The images were acquired with $\mathrm{NA}=1.0$ and $\mathrm{NA}=0.75$ objectives and are presented in Fig. 5. In contrast with previous (non-stressed) measurements, the nerve structure displayed Brillouin shift values significantly higher than surrounding media, suggesting that stressed nerves are stiffer than immersed media. On the other hand, the Brillouin line FWHM images suggest that nerves are now more viscous than the PBS solution.

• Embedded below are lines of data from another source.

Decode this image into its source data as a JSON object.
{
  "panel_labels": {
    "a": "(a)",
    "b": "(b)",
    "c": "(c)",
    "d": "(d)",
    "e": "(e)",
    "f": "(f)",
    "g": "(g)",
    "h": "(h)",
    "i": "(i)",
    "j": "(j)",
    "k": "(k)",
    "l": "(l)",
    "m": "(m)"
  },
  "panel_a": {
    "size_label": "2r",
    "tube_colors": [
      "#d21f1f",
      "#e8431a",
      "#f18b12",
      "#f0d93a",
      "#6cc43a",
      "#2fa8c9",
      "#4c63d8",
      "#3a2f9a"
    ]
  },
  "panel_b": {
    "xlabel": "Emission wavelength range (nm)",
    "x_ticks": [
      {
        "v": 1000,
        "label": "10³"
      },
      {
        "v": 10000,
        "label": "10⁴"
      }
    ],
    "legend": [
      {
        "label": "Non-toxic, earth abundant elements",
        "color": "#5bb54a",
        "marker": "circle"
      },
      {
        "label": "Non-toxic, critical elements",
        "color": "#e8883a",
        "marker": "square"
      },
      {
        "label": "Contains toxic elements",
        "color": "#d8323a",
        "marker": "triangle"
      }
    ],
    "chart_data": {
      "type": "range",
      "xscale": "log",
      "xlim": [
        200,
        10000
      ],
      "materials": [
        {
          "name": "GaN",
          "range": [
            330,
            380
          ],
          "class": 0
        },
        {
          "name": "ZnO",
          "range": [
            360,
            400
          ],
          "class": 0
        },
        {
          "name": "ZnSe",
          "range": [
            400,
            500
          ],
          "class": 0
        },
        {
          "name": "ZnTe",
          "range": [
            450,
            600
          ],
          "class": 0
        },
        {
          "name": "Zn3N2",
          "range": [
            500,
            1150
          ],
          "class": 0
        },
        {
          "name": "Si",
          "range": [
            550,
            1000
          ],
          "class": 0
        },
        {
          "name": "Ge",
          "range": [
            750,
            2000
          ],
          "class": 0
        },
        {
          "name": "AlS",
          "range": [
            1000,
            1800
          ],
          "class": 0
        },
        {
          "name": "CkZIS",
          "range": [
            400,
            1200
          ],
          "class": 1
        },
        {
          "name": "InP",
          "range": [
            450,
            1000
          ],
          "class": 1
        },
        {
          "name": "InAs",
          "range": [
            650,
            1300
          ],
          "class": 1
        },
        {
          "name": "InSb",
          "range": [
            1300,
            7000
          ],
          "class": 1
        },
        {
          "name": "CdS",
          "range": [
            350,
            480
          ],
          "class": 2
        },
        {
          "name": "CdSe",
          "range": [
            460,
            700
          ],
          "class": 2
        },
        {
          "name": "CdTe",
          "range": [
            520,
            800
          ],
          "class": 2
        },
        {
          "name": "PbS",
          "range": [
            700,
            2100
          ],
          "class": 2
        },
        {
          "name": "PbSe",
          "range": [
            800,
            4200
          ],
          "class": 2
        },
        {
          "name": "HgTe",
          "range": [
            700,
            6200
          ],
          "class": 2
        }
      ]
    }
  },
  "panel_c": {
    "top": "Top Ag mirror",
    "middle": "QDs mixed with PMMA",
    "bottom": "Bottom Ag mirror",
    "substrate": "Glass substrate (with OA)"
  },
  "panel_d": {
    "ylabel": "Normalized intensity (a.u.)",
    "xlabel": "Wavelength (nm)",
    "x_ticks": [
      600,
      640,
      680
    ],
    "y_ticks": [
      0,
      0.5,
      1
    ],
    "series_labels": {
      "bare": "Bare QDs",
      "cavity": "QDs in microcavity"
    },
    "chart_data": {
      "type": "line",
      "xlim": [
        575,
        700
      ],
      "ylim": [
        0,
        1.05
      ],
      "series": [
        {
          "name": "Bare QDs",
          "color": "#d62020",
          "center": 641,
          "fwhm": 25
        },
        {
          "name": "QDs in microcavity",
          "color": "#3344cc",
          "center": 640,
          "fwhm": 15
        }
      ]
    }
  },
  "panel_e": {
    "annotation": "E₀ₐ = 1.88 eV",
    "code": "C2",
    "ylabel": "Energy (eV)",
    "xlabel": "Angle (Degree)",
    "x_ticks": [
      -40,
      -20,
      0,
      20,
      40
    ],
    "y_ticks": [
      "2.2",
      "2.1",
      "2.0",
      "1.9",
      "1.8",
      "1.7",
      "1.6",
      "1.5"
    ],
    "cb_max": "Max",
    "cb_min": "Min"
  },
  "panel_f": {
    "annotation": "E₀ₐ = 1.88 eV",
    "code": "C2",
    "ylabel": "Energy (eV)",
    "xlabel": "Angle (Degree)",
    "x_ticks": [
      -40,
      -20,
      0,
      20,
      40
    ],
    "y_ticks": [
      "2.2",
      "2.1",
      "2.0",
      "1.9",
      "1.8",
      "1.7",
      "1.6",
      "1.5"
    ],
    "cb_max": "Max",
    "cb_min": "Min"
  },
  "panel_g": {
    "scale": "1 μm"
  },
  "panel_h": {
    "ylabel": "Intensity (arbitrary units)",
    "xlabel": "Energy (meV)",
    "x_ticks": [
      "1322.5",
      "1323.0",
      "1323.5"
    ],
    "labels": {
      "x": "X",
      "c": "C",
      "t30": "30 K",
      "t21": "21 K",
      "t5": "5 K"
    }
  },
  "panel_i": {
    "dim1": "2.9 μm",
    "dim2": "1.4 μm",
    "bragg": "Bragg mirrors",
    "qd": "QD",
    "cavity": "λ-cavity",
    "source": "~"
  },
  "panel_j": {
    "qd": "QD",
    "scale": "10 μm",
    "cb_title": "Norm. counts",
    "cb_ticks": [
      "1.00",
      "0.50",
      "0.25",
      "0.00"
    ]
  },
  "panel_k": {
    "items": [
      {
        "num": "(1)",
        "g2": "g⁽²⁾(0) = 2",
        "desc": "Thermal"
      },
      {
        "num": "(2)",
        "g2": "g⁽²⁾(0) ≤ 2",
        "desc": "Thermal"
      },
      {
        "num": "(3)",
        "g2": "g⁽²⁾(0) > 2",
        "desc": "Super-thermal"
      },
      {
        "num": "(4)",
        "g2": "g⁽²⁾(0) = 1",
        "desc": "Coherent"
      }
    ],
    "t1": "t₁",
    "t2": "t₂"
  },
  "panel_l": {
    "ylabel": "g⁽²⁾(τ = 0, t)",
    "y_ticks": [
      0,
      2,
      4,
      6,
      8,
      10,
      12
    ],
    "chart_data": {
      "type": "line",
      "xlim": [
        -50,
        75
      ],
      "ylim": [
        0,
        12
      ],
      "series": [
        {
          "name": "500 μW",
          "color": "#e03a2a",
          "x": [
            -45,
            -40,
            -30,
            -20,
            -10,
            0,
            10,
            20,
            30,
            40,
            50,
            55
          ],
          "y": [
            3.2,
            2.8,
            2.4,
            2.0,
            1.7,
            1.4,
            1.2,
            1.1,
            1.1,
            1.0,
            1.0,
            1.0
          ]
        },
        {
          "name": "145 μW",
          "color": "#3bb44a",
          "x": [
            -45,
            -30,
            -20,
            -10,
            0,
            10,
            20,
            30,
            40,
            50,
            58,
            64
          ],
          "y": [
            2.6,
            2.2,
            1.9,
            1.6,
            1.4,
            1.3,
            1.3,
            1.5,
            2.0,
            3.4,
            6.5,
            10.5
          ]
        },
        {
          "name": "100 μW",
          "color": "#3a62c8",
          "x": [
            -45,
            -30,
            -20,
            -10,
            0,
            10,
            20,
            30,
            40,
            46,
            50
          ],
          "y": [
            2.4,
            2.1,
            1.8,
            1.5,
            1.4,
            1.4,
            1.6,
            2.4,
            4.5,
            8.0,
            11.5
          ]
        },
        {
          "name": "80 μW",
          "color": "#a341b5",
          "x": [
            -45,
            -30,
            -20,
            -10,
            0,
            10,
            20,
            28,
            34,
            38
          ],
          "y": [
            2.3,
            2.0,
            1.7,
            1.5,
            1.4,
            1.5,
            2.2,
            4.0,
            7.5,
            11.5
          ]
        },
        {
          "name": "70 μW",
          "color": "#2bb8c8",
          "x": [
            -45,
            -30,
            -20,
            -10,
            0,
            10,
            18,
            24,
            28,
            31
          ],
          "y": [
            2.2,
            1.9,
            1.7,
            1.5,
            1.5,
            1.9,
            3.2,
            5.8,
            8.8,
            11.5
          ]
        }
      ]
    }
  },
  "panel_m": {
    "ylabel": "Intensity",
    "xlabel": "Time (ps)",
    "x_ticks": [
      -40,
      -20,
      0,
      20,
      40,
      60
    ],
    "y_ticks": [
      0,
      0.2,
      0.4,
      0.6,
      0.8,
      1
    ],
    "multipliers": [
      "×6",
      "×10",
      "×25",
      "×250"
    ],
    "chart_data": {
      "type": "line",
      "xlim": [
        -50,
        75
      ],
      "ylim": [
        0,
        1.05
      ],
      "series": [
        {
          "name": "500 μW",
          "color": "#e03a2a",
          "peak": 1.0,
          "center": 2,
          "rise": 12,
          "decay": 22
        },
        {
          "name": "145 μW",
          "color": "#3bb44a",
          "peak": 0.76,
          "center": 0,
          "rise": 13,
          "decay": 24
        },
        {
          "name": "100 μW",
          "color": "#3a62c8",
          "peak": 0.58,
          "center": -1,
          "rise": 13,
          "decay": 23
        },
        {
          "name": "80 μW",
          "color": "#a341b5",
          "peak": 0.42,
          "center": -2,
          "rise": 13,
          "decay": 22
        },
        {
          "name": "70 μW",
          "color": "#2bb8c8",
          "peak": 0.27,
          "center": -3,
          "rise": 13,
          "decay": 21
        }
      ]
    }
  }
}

A statistical analysis of imaging data presented in Figs. 5(a)–5(c) shows that the intact nerve displays a higher Brillouin scattering shift value ($7.78\pm 0.08\mathrm{GHz}$ with 1.0 NA and $7.95\pm 0.05\mathrm{GHz}$ with 0.75 NA) than the immersion media and damaged nerve ($7.67\pm 0.05\mathrm{GHz}$ with 1.0 NA and $7.78\pm 0.05\mathrm{GHz}$ with 0.75 NA). Brillouin line FWHM values from the damaged sample are higher ($3.58\pm 0.19\mathrm{GHz}$ with 1.0 NA and $2.85\pm 0.31\mathrm{GHz}$ with 0.75 NA) than the intact sample ($2.89\pm 0.44\mathrm{GHz}$ with 1.0 NA and $2.38\pm 0.35\mathrm{GHz}$ with 0.75 NA). This can be explained, in part, by connective tissue increasing under external load, causing an increase in stiffness and a decrease in viscosity. One possible explanation of the observed changes of the Brillouin spectra from mechanically stressed tissues is related to a change in the sample’s density. It is also plausible that mechanical compression alters optical properties of the samples being imaged. Further investigation is required to interpret this observation.

Similar to the experimental results with the non-compressed sample, we observed a slight variation in the Brillouin shift from the media caused by the sample warming from 4°C to 20°C. We believe that this error is insignificant because the relation between the sample shift and FWHM values remains the same regardless of external temperature variations.

It is important to point out that tissue fixation is known to alter viscoelastic properties of biological samples²⁹ and neuronal tissues in particular.³⁰ However, comparing samples under the same environmental and imaging conditions yields insightful information about tissue’s viscoelastic properties.